I have been thinking about how to feed my soon-to-have spoo. I am very into the latest raw and natural feeding with kibble being part of the diet. I went to a fabulous pet store (Cherrybrook) and they have so much to choose from. I bought a bag of large breed puppy kibble made by Orijen. I bought some Stella and Chewey's, some Ziwi Peak, some primal raw and some beef rib bones and lots of healthy training bits.

I was very concerned with how to not let her grow too fast and I've been researching online and it seems to make the most sense to me that the most important thing is the puppies BMI. 

I'll keep her on her breeder's kibble at first and then slowly adding things. I would be grateful for any advice on the too fast growing issue. I also want to make sure that the puppy gets enough food. Yikes!

pr


----------



## poodlecrazy#1 (Jul 2, 2013)

I love Cherrybrook! Wish I had one I could go to but I have to my Cherrybrook shopping online and pay dreadful shipping fees . Anyway all those foods sound great. If you are worried about rapid growth issues it would be best to put her on a large breed puppy dog food. The brands you have named don't really have this option though . I would do some research and try to find out how to feed raw/natural without having to worry about rapid growth. 


Sent from Petguide.com Free App


----------



## Mfmst (Jun 18, 2014)

I've only had my SPOO puppy for a few days, so I'm not the voice of experience on them. I have two giant bags of the breeder's kibble and a freezer packed with chicken necks.
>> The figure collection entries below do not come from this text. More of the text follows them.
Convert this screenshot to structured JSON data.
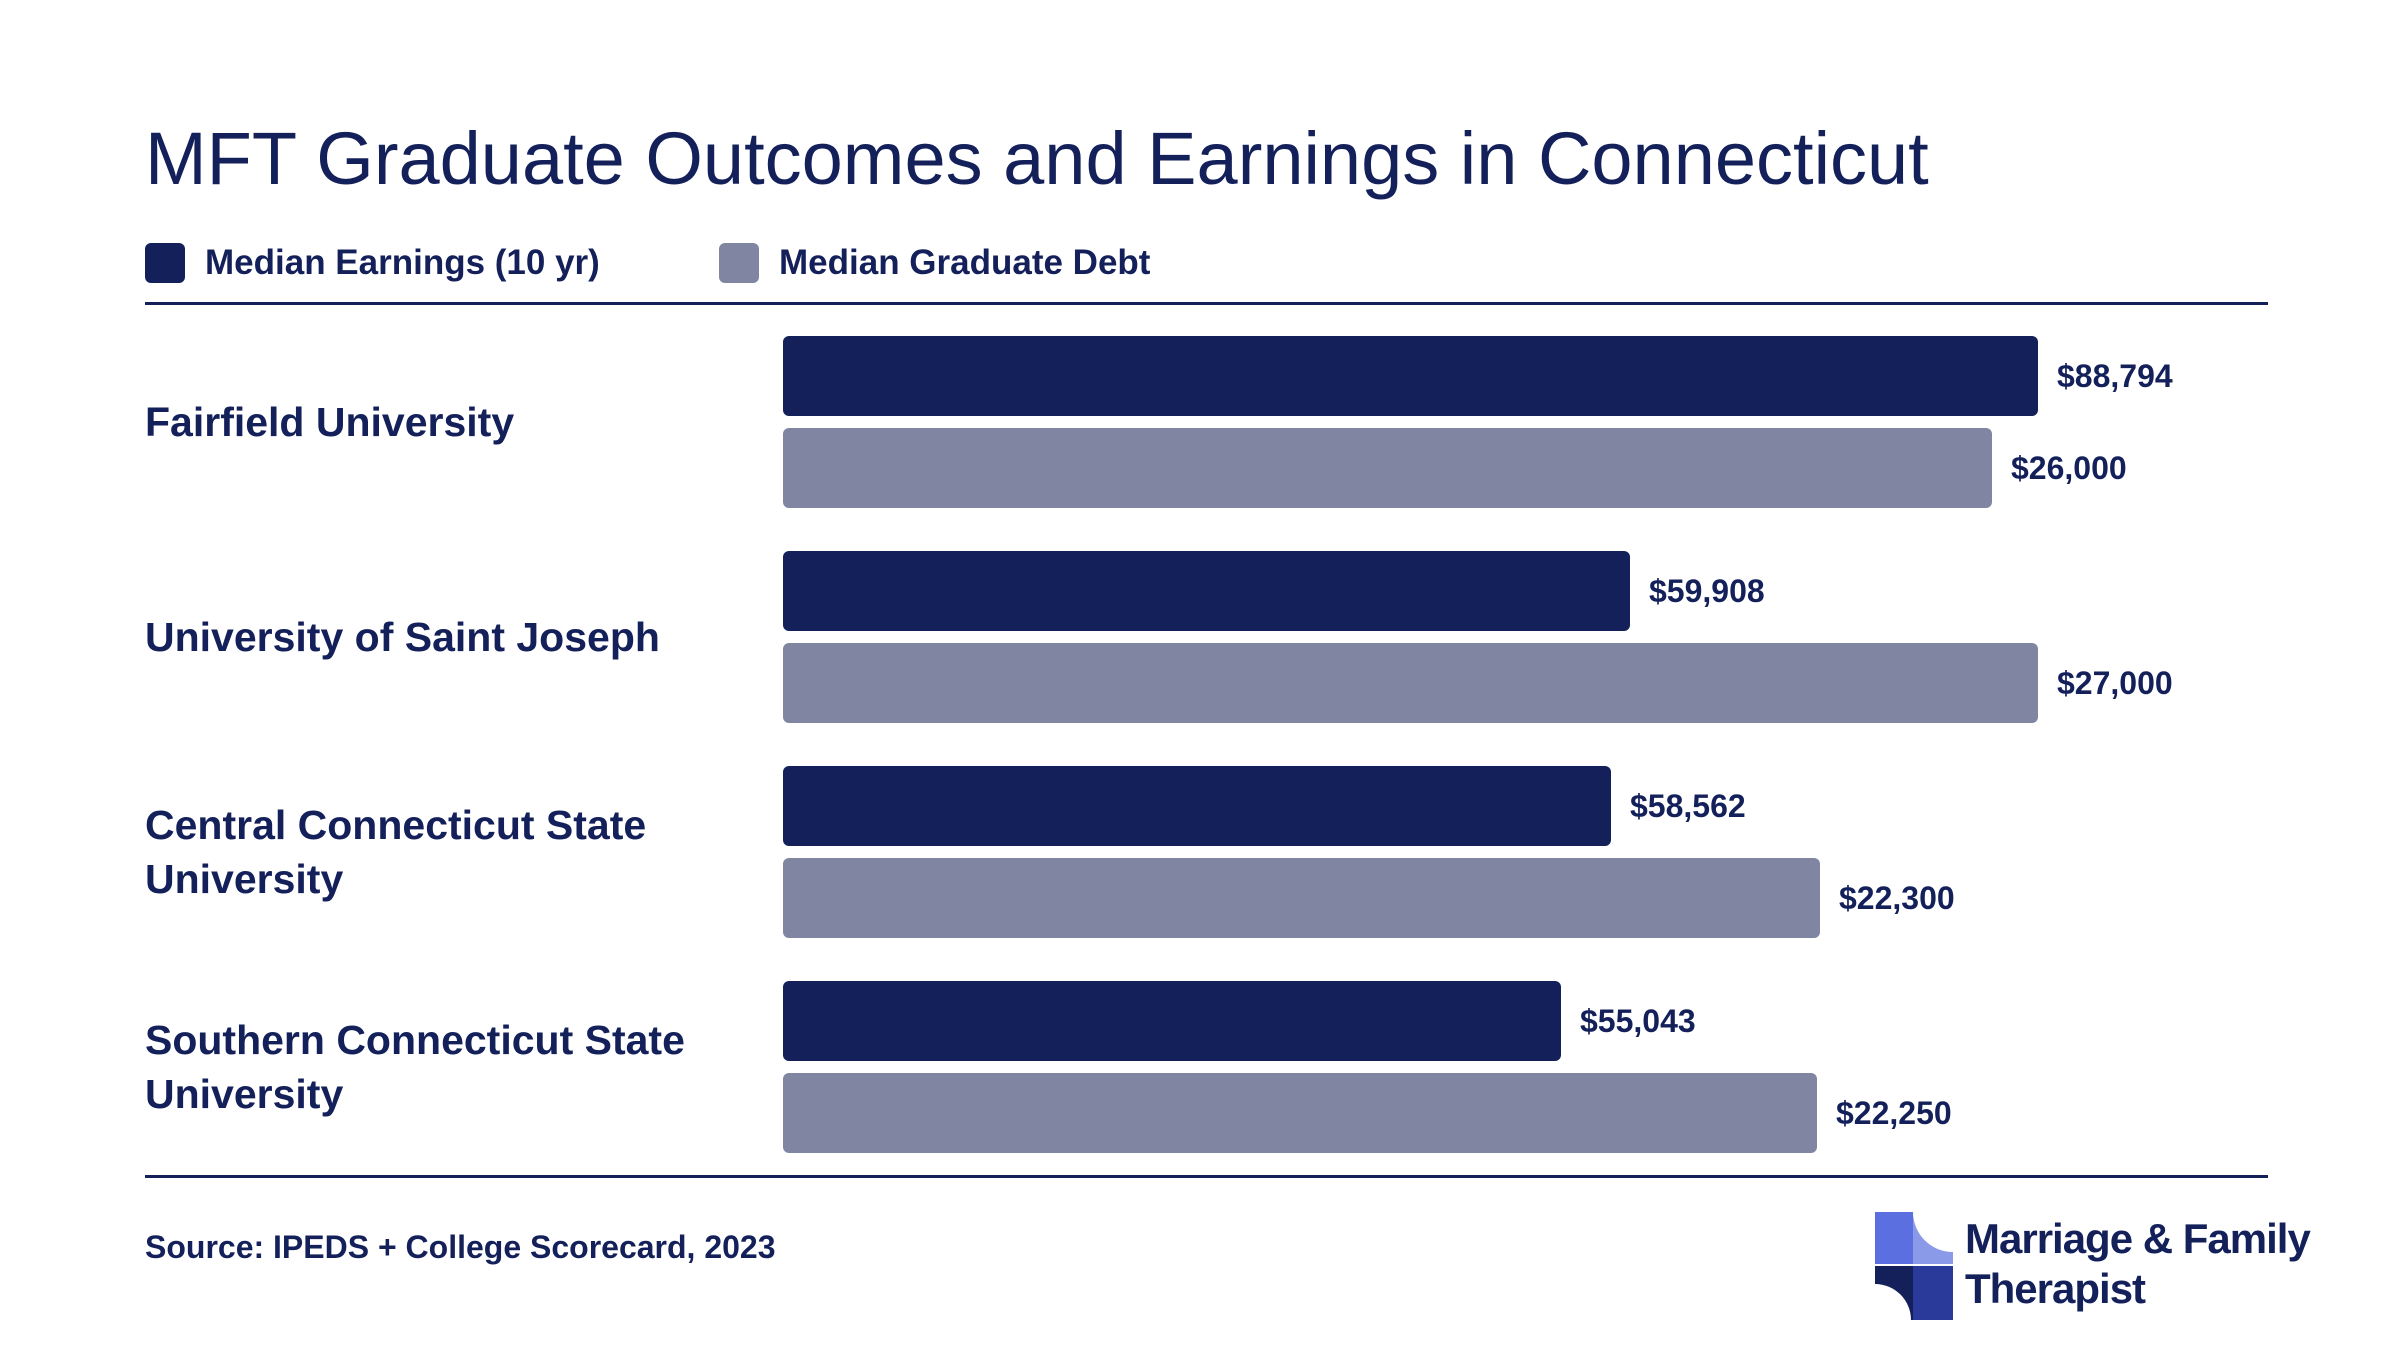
{
  "title": "MFT Graduate Outcomes and Earnings in Connecticut",
  "colors": {
    "earnings": "#14205a",
    "debt": "#8085a2",
    "text": "#14205a"
  },
  "legend": [
    {
      "label": "Median Earnings (10 yr)",
      "color": "#14205a"
    },
    {
      "label": "Median Graduate Debt",
      "color": "#8085a2"
    }
  ],
  "chart_data": {
    "type": "bar",
    "orientation": "horizontal",
    "title": "MFT Graduate Outcomes and Earnings in Connecticut",
    "categories": [
      "Fairfield University",
      "University of Saint Joseph",
      "Central Connecticut State University",
      "Southern Connecticut State University"
    ],
    "series": [
      {
        "name": "Median Earnings (10 yr)",
        "values": [
          88794,
          59908,
          58562,
          55043
        ],
        "labels": [
          "$88,794",
          "$59,908",
          "$58,562",
          "$55,043"
        ]
      },
      {
        "name": "Median Graduate Debt",
        "values": [
          26000,
          27000,
          22300,
          22250
        ],
        "labels": [
          "$26,000",
          "$27,000",
          "$22,300",
          "$22,250"
        ]
      }
    ],
    "legend_position": "top-left",
    "grid": false
  },
  "source": "Source: IPEDS + College Scorecard, 2023",
  "logo": {
    "line1": "Marriage & Family",
    "line2": "Therapist"
  }
}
The chicken necks are always a home run. I've added all sorts of things to make the kibble interesting, but he doesn't seem to like it. My advice is don't buy big bags of anything! The necks are about as prey raw as you can get. I feel like I'm watching The Nature Channel. And it's a poodle!


----------



## beanz (Jul 14, 2014)

*food*

I've been feeding my 5 month old spoo Orijen and Ziwipeak. She gets two meals of Orijen puppy and one meal of Ziwipeak (mix between lamb and venison & fish). I would love to feed her just the Ziwipeak but it's just too pricey. Also with Ziwipeak you can't buy a huge bag and expect it to last months as it get dry and crumbles quite quickly. 
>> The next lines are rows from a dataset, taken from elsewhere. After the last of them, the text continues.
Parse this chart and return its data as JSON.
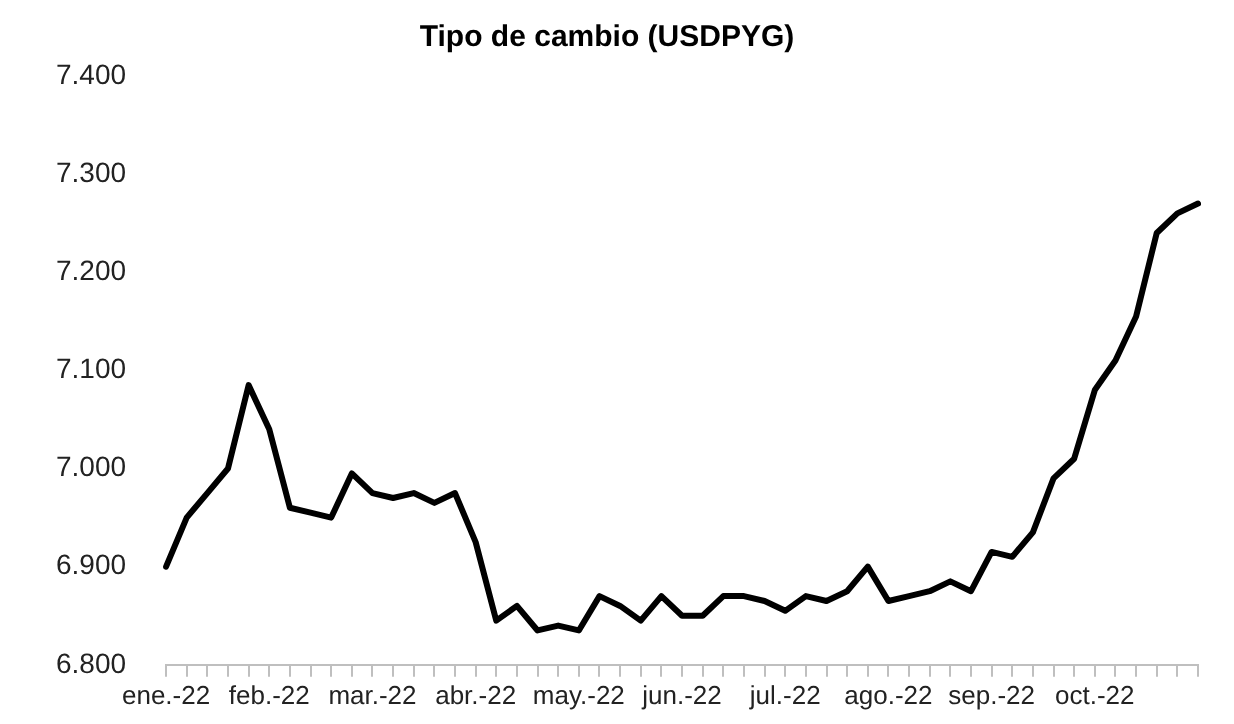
{
  "chart_data": {
    "type": "line",
    "title": "Tipo de cambio (USDPYG)",
    "categories": [
      "ene.-22",
      null,
      null,
      null,
      null,
      "feb.-22",
      null,
      null,
      null,
      null,
      "mar.-22",
      null,
      null,
      null,
      null,
      "abr.-22",
      null,
      null,
      null,
      null,
      "may.-22",
      null,
      null,
      null,
      null,
      "jun.-22",
      null,
      null,
      null,
      null,
      "jul.-22",
      null,
      null,
      null,
      null,
      "ago.-22",
      null,
      null,
      null,
      null,
      "sep.-22",
      null,
      null,
      null,
      null,
      "oct.-22",
      null,
      null,
      null,
      null,
      null
    ],
    "series": [
      {
        "color": "#000000",
        "values": [
          6.9,
          6.95,
          6.975,
          7.0,
          7.085,
          7.04,
          6.96,
          6.955,
          6.95,
          6.995,
          6.975,
          6.97,
          6.975,
          6.965,
          6.975,
          6.925,
          6.845,
          6.86,
          6.835,
          6.84,
          6.835,
          6.87,
          6.86,
          6.845,
          6.87,
          6.85,
          6.85,
          6.87,
          6.87,
          6.865,
          6.855,
          6.87,
          6.865,
          6.875,
          6.9,
          6.865,
          6.87,
          6.875,
          6.885,
          6.875,
          6.915,
          6.91,
          6.935,
          6.99,
          7.01,
          7.08,
          7.11,
          7.155,
          7.24,
          7.26,
          7.27
        ]
      }
    ],
    "ylim": [
      6.8,
      7.4
    ],
    "yticks": [
      {
        "value": 6.8,
        "label": "6.800"
      },
      {
        "value": 6.9,
        "label": "6.900"
      },
      {
        "value": 7.0,
        "label": "7.000"
      },
      {
        "value": 7.1,
        "label": "7.100"
      },
      {
        "value": 7.2,
        "label": "7.200"
      },
      {
        "value": 7.3,
        "label": "7.300"
      },
      {
        "value": 7.4,
        "label": "7.400"
      }
    ],
    "grid": false,
    "legend": false,
    "marker": "none",
    "line_style": "solid"
  }
}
She also gets various meaty bones to chew on a few times a week. So far she's had chicken frames, chicken legs (drumstick and thigh), chicken feet and venison neck. The chicken she can eat the whole thing, venison she gets the meat off and then I throw the bone away because it's too hard for her. I've also given her whole eggs in the shell. She figured out really quickly how to crack them open. She's not a fan of eating the shell though. The meaty bones have been GREAT for getting out the loose baby teeth and getting her tired (definitely needs a nap after venison neck).


----------



## Poodlerunner (Jul 4, 2014)

thanks Beanz. I'm glad to hear about the varied diet that your spoo eats. That is what I have in mind. I haven't given her raw bones but she goes to town on a dried trachea.

pr


----------



## Spoos+Ponies (Mar 26, 2014)

My 'kid' is 15 weeks now. Luckily, not a picky eater. I picked up a couple of sample bags of kibble, and tried to mix some raw into it. My older spoo ended up eating all the kibble (weird, because he's Mr. Picky normally) and she would pick out the good stuff. I ended up getting a big bag of kibble(Acana all life stages) because I wanted her to be able to graze while I'm at work. The first couple of days all the kibble was disappearing, until I figured out that big spoo could reach it. After making it inaccessible to spoo #1, it was still disappearing, so I thought OK, she's going for it. Then, one night I saw the neighbour's cat leaving the run...So, it turns out, she never eats kibble. I gave the bag to a friend...first thing in the morning, she gets a sardine(no salt, in water) or a chicken leg, to take the edge off, while I'm preparing her food. Steamed veg, whole ground chicken, lamb chunks with bone. I try to feed her twice before work, and then once when I get home. She's growing like a weed, but still lean, so I think I'm ok. She's 22lbs., 17 ".


----------